The premise:
- Find a large scan of someone's sketchbook that is posted on the internet.
- Open in in Photoshop CS5
- Use the selection tool in areas you want to make new shapes, where you want to fill negative space
- Hit Delete and choose Content-Aware (this is a tool meant for filling in a realistic image)
- Continue as much as you like, you can even hit delete again if you don't like the composition that it created as many times as you like, it will generally go back to 3 main compositions (I don't know the algorithm used, but it's very fascinating)
- It's easy enough to do (not many steps) that I reveal how it's done with an interest in having others try it themselves, like a set of instructions
- The ability to create interesting products still remains on the part of the creative individual to make it have interest or starting from interesting material.
- Misuse a tool from its original intent to reveal something about how the tool works
- It was made when I thought a little about what I have access to and what I can do right now
- Something is automated
- Something is generated that is organic while at the same time appears calculated
- It fulfills a subconscious desire for instant gratification
- It involves stealing/referencing/remixing of existing work
I can do it in a series to discover the range of possibilities and therefore create a new language and rules - The format of its presentation matches that of its origin (taken from online portfolios in a set)

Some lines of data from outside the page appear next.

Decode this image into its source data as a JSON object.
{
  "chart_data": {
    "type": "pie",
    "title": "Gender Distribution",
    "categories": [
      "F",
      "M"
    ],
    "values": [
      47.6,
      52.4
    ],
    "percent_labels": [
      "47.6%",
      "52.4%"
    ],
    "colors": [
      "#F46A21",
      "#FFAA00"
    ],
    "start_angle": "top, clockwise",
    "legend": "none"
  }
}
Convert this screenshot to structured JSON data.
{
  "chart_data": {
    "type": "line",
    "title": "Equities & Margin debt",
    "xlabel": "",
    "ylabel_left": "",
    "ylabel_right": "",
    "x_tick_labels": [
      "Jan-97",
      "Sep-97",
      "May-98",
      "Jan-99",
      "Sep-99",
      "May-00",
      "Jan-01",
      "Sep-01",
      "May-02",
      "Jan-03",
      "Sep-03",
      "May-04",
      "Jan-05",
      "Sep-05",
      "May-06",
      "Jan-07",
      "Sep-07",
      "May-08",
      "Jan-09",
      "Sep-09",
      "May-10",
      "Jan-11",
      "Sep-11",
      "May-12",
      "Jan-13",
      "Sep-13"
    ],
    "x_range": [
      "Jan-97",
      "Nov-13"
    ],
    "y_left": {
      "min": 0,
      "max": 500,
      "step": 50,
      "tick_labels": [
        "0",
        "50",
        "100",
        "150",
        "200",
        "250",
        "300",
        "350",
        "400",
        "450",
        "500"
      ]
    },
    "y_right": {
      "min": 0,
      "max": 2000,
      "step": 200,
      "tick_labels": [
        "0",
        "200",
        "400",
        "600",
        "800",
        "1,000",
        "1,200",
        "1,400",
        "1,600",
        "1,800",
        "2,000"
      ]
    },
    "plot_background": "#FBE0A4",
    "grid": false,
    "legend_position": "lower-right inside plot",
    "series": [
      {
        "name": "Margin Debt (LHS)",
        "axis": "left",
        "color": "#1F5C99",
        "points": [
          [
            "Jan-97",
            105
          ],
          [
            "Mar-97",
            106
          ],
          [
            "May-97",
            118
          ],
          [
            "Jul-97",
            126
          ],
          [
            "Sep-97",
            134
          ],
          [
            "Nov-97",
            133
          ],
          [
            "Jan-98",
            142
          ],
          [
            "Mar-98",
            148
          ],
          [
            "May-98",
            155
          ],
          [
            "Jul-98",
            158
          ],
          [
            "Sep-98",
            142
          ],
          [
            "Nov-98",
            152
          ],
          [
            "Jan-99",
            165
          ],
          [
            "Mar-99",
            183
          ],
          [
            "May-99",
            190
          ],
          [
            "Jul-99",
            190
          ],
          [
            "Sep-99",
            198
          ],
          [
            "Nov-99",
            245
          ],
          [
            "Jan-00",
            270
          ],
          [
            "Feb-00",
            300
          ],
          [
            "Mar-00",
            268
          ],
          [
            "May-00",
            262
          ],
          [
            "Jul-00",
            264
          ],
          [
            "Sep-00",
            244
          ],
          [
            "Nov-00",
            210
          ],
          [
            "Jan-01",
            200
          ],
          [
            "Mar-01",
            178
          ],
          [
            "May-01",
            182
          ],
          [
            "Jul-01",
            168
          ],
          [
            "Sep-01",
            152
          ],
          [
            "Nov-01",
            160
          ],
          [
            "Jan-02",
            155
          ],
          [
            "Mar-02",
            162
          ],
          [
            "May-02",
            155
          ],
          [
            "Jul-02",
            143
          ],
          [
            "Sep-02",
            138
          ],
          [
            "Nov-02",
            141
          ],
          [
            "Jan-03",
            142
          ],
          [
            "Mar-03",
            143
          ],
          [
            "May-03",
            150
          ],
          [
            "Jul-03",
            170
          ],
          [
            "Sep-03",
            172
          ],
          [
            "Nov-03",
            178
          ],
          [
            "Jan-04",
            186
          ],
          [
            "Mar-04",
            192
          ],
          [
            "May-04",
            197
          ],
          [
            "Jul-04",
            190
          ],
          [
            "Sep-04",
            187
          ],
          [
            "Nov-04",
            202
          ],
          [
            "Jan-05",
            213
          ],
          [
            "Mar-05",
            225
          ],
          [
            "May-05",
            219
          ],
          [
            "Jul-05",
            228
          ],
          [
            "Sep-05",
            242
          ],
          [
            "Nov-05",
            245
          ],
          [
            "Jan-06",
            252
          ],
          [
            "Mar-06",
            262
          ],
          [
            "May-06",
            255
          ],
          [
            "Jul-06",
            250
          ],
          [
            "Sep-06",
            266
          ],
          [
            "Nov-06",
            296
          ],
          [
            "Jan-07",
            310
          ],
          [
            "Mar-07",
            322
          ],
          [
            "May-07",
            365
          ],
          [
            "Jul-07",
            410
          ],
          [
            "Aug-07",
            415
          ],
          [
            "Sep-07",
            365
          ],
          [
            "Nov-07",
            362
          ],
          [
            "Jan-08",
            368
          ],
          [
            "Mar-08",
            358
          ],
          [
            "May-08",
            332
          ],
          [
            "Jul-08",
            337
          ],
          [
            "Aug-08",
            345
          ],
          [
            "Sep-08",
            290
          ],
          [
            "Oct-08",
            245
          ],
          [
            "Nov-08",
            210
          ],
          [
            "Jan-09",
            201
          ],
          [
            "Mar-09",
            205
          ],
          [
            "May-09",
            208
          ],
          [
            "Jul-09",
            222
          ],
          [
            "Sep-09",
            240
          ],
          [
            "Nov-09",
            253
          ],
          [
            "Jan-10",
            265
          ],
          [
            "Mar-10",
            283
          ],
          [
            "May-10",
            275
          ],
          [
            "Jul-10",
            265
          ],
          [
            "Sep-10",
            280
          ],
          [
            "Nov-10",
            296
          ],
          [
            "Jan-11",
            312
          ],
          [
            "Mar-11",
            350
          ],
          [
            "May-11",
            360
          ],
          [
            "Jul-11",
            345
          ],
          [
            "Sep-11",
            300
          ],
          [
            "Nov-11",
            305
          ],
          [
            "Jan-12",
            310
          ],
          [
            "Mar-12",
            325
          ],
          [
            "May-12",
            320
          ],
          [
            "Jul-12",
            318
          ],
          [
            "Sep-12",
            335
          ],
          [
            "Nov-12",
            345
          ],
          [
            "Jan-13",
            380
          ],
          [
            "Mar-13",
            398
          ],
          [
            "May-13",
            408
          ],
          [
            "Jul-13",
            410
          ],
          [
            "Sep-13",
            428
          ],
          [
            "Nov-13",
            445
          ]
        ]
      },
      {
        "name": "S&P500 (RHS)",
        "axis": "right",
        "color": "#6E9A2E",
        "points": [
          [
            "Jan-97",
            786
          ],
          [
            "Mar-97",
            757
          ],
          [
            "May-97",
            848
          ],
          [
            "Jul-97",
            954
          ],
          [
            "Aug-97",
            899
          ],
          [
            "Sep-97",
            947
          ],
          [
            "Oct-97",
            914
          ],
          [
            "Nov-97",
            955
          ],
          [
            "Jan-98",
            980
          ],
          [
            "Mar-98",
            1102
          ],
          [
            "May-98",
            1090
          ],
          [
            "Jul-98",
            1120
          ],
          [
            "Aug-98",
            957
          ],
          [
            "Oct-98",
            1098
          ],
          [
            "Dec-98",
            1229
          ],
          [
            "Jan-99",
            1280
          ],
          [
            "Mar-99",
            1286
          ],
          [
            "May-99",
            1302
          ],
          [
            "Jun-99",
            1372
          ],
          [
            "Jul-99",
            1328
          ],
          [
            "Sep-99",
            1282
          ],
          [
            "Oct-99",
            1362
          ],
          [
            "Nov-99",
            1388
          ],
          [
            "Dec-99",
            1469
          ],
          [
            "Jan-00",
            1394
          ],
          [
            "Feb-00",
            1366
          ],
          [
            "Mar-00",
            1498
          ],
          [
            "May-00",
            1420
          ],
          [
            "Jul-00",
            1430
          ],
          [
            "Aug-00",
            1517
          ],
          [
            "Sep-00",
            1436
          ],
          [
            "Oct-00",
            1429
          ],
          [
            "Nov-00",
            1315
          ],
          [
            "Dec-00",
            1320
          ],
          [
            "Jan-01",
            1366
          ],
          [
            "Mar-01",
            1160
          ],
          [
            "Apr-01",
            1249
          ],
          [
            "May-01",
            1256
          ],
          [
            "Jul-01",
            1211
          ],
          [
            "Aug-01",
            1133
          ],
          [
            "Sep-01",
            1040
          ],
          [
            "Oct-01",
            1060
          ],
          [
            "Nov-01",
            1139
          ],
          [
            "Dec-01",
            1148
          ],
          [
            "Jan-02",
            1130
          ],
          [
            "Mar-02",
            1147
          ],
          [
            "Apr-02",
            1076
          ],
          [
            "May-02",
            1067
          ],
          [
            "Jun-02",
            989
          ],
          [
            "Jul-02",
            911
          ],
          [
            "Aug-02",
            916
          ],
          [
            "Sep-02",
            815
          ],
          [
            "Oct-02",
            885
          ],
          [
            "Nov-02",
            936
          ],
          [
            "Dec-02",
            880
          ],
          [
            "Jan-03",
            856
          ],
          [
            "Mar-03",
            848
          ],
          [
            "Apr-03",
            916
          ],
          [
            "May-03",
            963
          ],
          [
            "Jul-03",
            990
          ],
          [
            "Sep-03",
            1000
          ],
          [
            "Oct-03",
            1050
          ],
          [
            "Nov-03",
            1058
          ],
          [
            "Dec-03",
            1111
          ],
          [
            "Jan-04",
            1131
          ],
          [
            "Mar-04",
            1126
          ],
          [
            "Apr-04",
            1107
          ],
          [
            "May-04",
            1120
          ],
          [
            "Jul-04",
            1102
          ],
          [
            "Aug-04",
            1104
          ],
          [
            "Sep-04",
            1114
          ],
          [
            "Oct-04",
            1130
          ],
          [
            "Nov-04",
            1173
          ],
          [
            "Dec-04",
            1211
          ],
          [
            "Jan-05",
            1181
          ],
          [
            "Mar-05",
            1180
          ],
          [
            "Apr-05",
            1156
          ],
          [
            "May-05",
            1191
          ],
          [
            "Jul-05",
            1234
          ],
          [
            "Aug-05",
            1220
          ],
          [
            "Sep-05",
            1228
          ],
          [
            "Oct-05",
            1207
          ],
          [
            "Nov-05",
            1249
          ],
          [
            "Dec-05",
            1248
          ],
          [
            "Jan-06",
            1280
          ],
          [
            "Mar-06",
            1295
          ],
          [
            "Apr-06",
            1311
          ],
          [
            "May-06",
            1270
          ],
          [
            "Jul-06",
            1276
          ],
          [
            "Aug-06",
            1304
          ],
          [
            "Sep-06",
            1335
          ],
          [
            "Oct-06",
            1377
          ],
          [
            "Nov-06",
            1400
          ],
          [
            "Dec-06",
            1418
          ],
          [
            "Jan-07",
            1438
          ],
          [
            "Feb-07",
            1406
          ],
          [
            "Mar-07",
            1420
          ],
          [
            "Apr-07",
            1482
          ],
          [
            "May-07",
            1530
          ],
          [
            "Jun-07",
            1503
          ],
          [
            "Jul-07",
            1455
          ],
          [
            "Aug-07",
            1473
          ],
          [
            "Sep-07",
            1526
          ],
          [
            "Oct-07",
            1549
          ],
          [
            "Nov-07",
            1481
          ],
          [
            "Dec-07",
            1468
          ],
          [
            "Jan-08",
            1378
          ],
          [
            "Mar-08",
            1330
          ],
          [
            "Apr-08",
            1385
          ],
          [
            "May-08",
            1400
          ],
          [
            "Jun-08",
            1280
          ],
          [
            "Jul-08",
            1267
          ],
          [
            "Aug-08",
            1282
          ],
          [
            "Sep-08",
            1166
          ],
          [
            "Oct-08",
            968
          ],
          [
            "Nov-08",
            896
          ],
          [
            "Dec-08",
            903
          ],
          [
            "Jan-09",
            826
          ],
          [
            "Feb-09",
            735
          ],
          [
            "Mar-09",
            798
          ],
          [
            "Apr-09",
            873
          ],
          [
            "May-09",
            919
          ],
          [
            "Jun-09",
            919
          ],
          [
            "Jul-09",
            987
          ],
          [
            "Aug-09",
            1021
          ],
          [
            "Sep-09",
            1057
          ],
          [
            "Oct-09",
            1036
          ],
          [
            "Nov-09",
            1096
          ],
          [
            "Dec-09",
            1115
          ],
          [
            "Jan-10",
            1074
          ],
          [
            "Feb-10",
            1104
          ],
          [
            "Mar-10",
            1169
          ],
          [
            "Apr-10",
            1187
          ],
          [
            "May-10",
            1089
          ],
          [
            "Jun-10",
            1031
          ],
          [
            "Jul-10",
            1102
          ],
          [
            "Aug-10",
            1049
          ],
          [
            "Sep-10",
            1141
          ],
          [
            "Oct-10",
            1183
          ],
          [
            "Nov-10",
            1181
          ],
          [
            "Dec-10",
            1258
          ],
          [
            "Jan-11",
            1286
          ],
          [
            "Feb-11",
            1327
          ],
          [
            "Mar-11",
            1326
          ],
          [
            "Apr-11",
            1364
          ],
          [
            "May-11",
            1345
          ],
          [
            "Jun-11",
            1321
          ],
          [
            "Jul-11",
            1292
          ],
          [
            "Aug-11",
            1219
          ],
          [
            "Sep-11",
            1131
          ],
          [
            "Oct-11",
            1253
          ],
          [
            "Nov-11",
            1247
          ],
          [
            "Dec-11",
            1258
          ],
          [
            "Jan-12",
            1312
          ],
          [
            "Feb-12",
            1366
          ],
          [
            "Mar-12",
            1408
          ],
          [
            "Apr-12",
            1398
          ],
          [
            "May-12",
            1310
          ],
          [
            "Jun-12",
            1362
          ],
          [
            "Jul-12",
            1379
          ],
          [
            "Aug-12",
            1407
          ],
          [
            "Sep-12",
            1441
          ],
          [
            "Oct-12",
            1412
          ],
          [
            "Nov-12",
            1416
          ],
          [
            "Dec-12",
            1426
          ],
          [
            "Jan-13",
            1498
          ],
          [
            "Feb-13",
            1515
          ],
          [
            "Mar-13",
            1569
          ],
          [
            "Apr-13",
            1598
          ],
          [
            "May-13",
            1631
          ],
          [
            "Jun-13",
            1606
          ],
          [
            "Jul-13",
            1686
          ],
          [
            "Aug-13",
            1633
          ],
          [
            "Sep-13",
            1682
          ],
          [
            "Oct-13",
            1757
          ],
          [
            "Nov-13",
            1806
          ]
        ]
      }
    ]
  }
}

It subverts an aspect of how most people think about art (in this case mark making with other people's marks to subvert the idea of the artist's hand while still achieving this quality) - It's inspired by information I just encountered or just read (Everything is a Remix)
- I created as many as I could until I felt bored or that I wouldn't find anything new before things looked too much like each other
- The whole exercise took me around 2.5 hours
- I come up with ideas and then only act on them when something 'hits me', in this case, I stumbled upon sketches and thought that work could be better, and that there's something that I didn't like about other sketches that I found that seemed to highlight style or cultural cliches in graphic design over any conceptual concerns (I am aware that it's a sketchbook, but the fact that sketchbooks are put on display on the same level of finished works makes me want to critique them in a similar way)
- I can use them to consider different new works that might not involve aspects of the exercise that I didn't like.